Mother Jones‘s Josh Harkinson dropped by Highland Park, which he dubs the “the most enthusiastically Republican enclave in the country” because 77 percent of all political donations there in 2010 went to GOP candidates and causes. Taken together, the 75205 zip code donates more money ($2.4 million) than “all but four other zips nationwide,” Harkinson reported. (Ross Perot’s children, the Hunt oil family, Robert Rowling, and Harlan Crow are all residents of this “affluent, insular, and intensely sure of itself” community.)

Why is all this wealth concentrated here? “It’s no secret why Highland Park attracts so many rich conservatives. It has a prime location near Dallas’ financial center and one of the lowest property tax rates in a state with no income tax. Yet it has one of the nation’s best school systems and an average emergency response time of 2.5 minutes,” he writes.
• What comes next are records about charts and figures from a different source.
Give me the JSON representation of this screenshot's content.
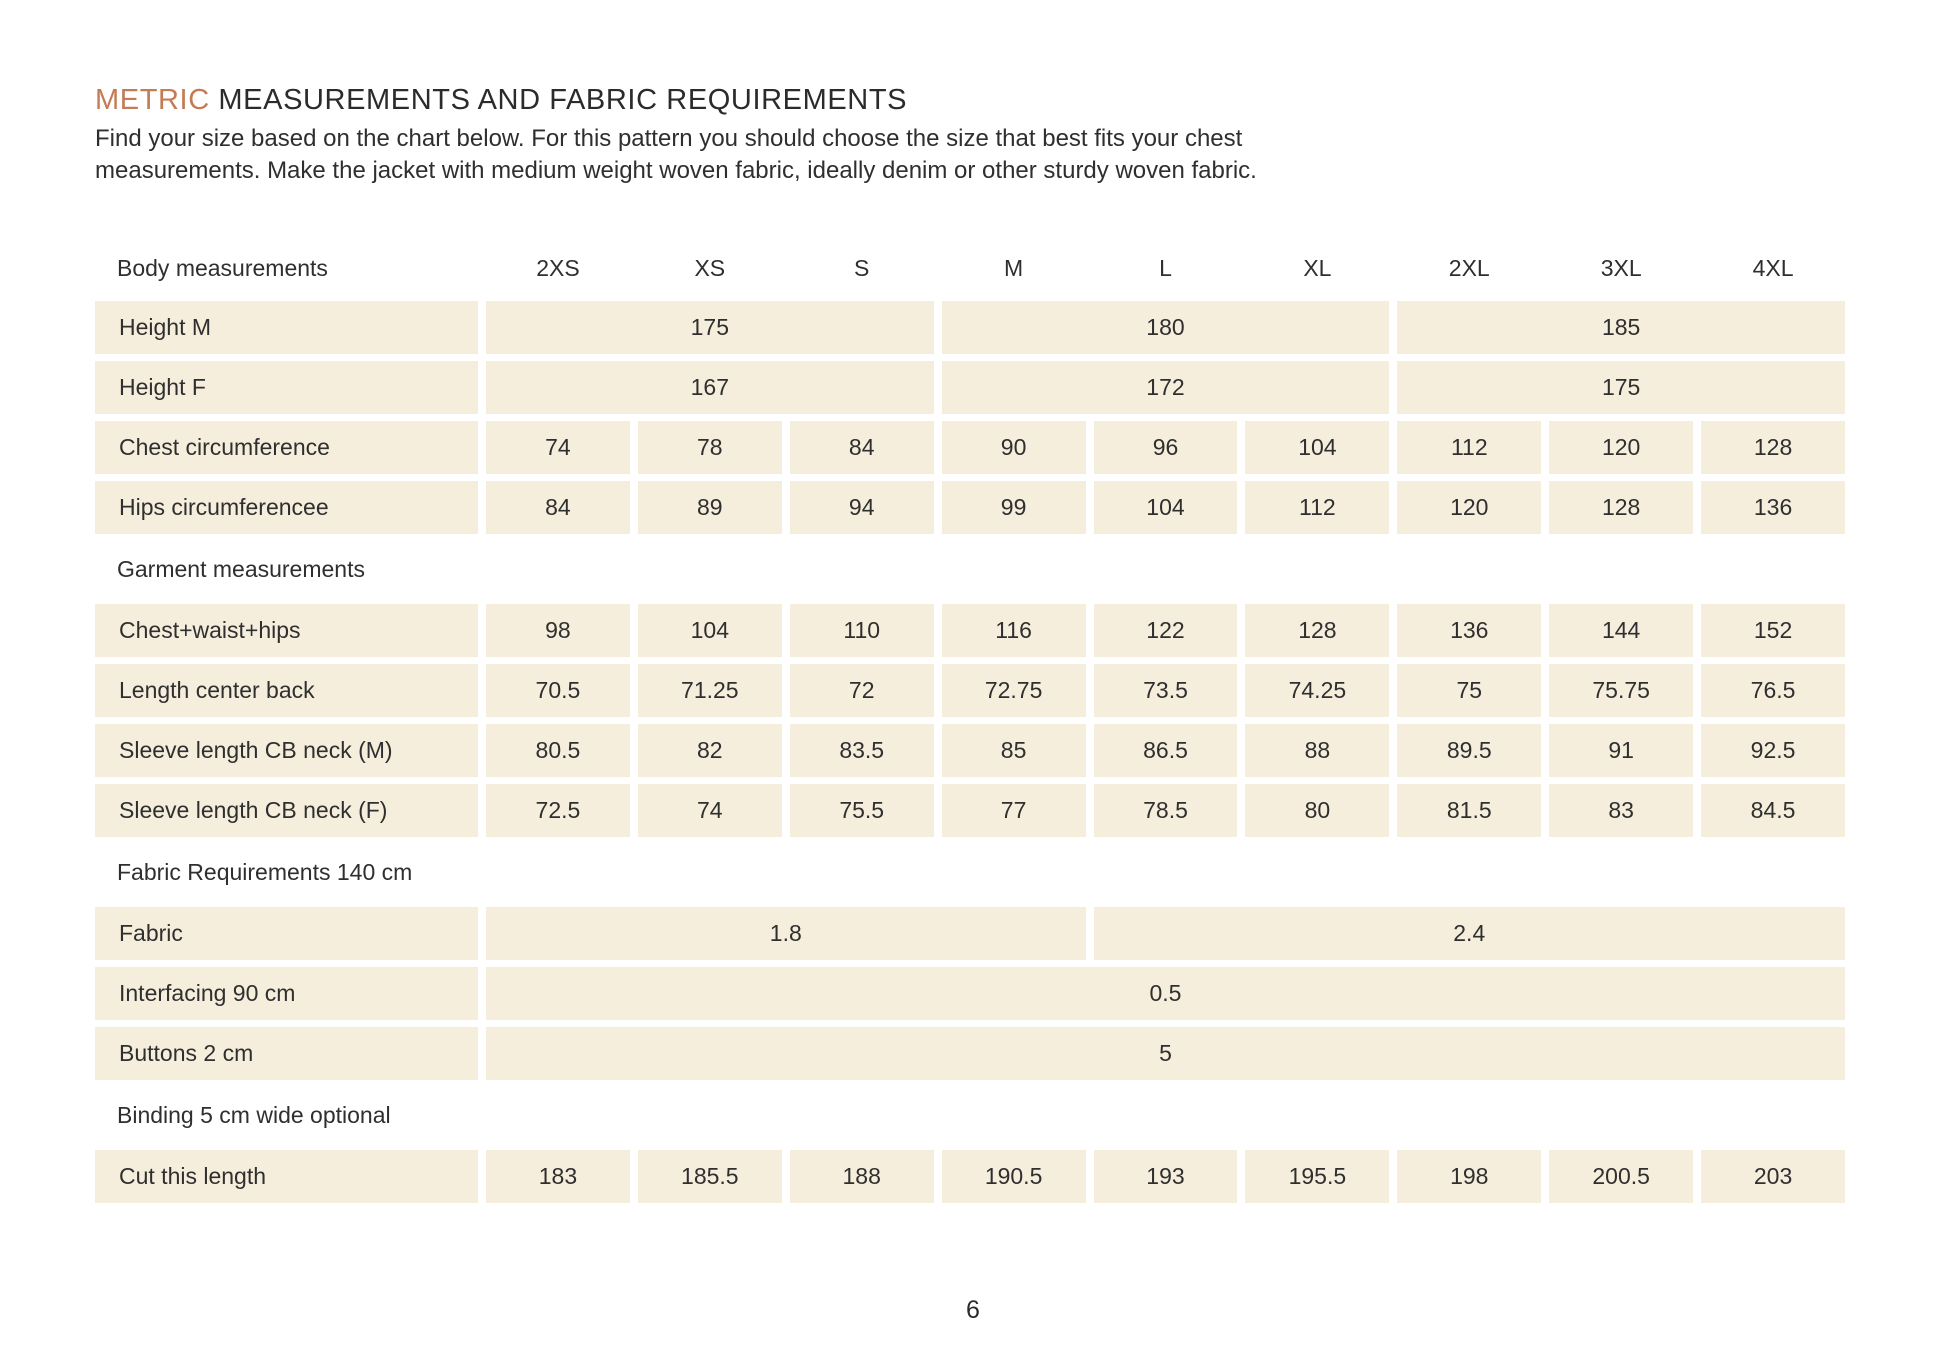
{
  "colors": {
    "accent": "#c57c56",
    "cell_background": "#f6eedc",
    "text": "#2f2f2f",
    "page_background": "#ffffff"
  },
  "header": {
    "title_accent": "METRIC",
    "title_rest": " MEASUREMENTS AND FABRIC REQUIREMENTS",
    "intro_line1": "Find your size based on the chart below. For this pattern you should choose the size that best fits your chest",
    "intro_line2": "measurements. Make the jacket with medium weight woven fabric, ideally denim or other sturdy woven fabric."
  },
  "table": {
    "corner_label": "Body measurements",
    "size_columns": [
      "2XS",
      "XS",
      "S",
      "M",
      "L",
      "XL",
      "2XL",
      "3XL",
      "4XL"
    ],
    "rows": [
      {
        "type": "data",
        "label": "Height M",
        "cells": [
          {
            "v": "175",
            "span": 3
          },
          {
            "v": "180",
            "span": 3
          },
          {
            "v": "185",
            "span": 3
          }
        ]
      },
      {
        "type": "data",
        "label": "Height F",
        "cells": [
          {
            "v": "167",
            "span": 3
          },
          {
            "v": "172",
            "span": 3
          },
          {
            "v": "175",
            "span": 3
          }
        ]
      },
      {
        "type": "data",
        "label": "Chest circumference",
        "cells": [
          {
            "v": "74",
            "span": 1
          },
          {
            "v": "78",
            "span": 1
          },
          {
            "v": "84",
            "span": 1
          },
          {
            "v": "90",
            "span": 1
          },
          {
            "v": "96",
            "span": 1
          },
          {
            "v": "104",
            "span": 1
          },
          {
            "v": "112",
            "span": 1
          },
          {
            "v": "120",
            "span": 1
          },
          {
            "v": "128",
            "span": 1
          }
        ]
      },
      {
        "type": "data",
        "label": "Hips circumferencee",
        "cells": [
          {
            "v": "84",
            "span": 1
          },
          {
            "v": "89",
            "span": 1
          },
          {
            "v": "94",
            "span": 1
          },
          {
            "v": "99",
            "span": 1
          },
          {
            "v": "104",
            "span": 1
          },
          {
            "v": "112",
            "span": 1
          },
          {
            "v": "120",
            "span": 1
          },
          {
            "v": "128",
            "span": 1
          },
          {
            "v": "136",
            "span": 1
          }
        ]
      },
      {
        "type": "section",
        "label": "Garment measurements"
      },
      {
        "type": "data",
        "label": "Chest+waist+hips",
        "cells": [
          {
            "v": "98",
            "span": 1
          },
          {
            "v": "104",
            "span": 1
          },
          {
            "v": "110",
            "span": 1
          },
          {
            "v": "116",
            "span": 1
          },
          {
            "v": "122",
            "span": 1
          },
          {
            "v": "128",
            "span": 1
          },
          {
            "v": "136",
            "span": 1
          },
          {
            "v": "144",
            "span": 1
          },
          {
            "v": "152",
            "span": 1
          }
        ]
      },
      {
        "type": "data",
        "label": "Length center back",
        "cells": [
          {
            "v": "70.5",
            "span": 1
          },
          {
            "v": "71.25",
            "span": 1
          },
          {
            "v": "72",
            "span": 1
          },
          {
            "v": "72.75",
            "span": 1
          },
          {
            "v": "73.5",
            "span": 1
          },
          {
            "v": "74.25",
            "span": 1
          },
          {
            "v": "75",
            "span": 1
          },
          {
            "v": "75.75",
            "span": 1
          },
          {
            "v": "76.5",
            "span": 1
          }
        ]
      },
      {
        "type": "data",
        "label": "Sleeve length CB neck (M)",
        "cells": [
          {
            "v": "80.5",
            "span": 1
          },
          {
            "v": "82",
            "span": 1
          },
          {
            "v": "83.5",
            "span": 1
          },
          {
            "v": "85",
            "span": 1
          },
          {
            "v": "86.5",
            "span": 1
          },
          {
            "v": "88",
            "span": 1
          },
          {
            "v": "89.5",
            "span": 1
          },
          {
            "v": "91",
            "span": 1
          },
          {
            "v": "92.5",
            "span": 1
          }
        ]
      },
      {
        "type": "data",
        "label": "Sleeve length CB neck (F)",
        "cells": [
          {
            "v": "72.5",
            "span": 1
          },
          {
            "v": "74",
            "span": 1
          },
          {
            "v": "75.5",
            "span": 1
          },
          {
            "v": "77",
            "span": 1
          },
          {
            "v": "78.5",
            "span": 1
          },
          {
            "v": "80",
            "span": 1
          },
          {
            "v": "81.5",
            "span": 1
          },
          {
            "v": "83",
            "span": 1
          },
          {
            "v": "84.5",
            "span": 1
          }
        ]
      },
      {
        "type": "section",
        "label": "Fabric Requirements 140 cm"
      },
      {
        "type": "data",
        "label": "Fabric",
        "cells": [
          {
            "v": "1.8",
            "span": 4
          },
          {
            "v": "2.4",
            "span": 5
          }
        ]
      },
      {
        "type": "data",
        "label": "Interfacing 90 cm",
        "cells": [
          {
            "v": "0.5",
            "span": 9
          }
        ]
      },
      {
        "type": "data",
        "label": "Buttons 2 cm",
        "cells": [
          {
            "v": "5",
            "span": 9
          }
        ]
      },
      {
        "type": "section",
        "label": "Binding 5 cm wide optional"
      },
      {
        "type": "data",
        "label": "Cut this length",
        "cells": [
          {
            "v": "183",
            "span": 1
          },
          {
            "v": "185.5",
            "span": 1
          },
          {
            "v": "188",
            "span": 1
          },
          {
            "v": "190.5",
            "span": 1
          },
          {
            "v": "193",
            "span": 1
          },
          {
            "v": "195.5",
            "span": 1
          },
          {
            "v": "198",
            "span": 1
          },
          {
            "v": "200.5",
            "span": 1
          },
          {
            "v": "203",
            "span": 1
          }
        ]
      }
    ]
  },
  "footer": {
    "page_number": "6"
  }
}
Harkinson, who grew up in Dallas, called Highland Park as “the red state counterpart, of, say, Berkeley” and to prove his point, he put together an impressive chart comparing the two well-off areas. He found some surprising similarities. Highland Park is the more affluent of the two zip codes, with an average income of $176,375 to Berkeley’s $128,466. Median home prices in Berkeley are $679,000 to Highland Park’s $715,100. In Highland Park, 12 percent of adults in do yoga, 15 percent play golf, and 13 percent buy organic. In Berkeley, 10 percent do yoga, 16 percent play golf, and 12 percent buy organic. Market researchers consider Highland Park’s “high income white families with $75k in stocks” to be “top rung” consumers whereas Berkeley’s “high income white families that listen to NPR” are “connoisseurs.” 

(Highland Park is 94.4 percent white, according to the 2010 census. There were no black homeowners in the town until 2003, when Karen Watson moved there. Park Cities People, the community newspaper, penned a story on Watson’s move. The first line? “Guess who’s coming to dinner—and staying for awhile?”)

The biggest difference between the two zip codes that the chart highlights is party preference in political giving. While nearly 100 percent of Berkeley’s campaign donations went to Democrats, a full 87 percent of Highland Park donations went to Republicans. Highland Park also donated more, some $9.5 million from 2008 through 2010 versus only $2 million for Berkeley. (It’s also safe to say Berkeley has fewer Ferraris, though the chart does not get into that.)

Jason Heid is dismissive of the piece in a short item on D Magazine‘s Frontburner blog, saying the article contains “nothing that anyone familiar with ‘the Bubble’ doesn’t already know,” except for a detail on de facto segregation at the Dallas Country Club.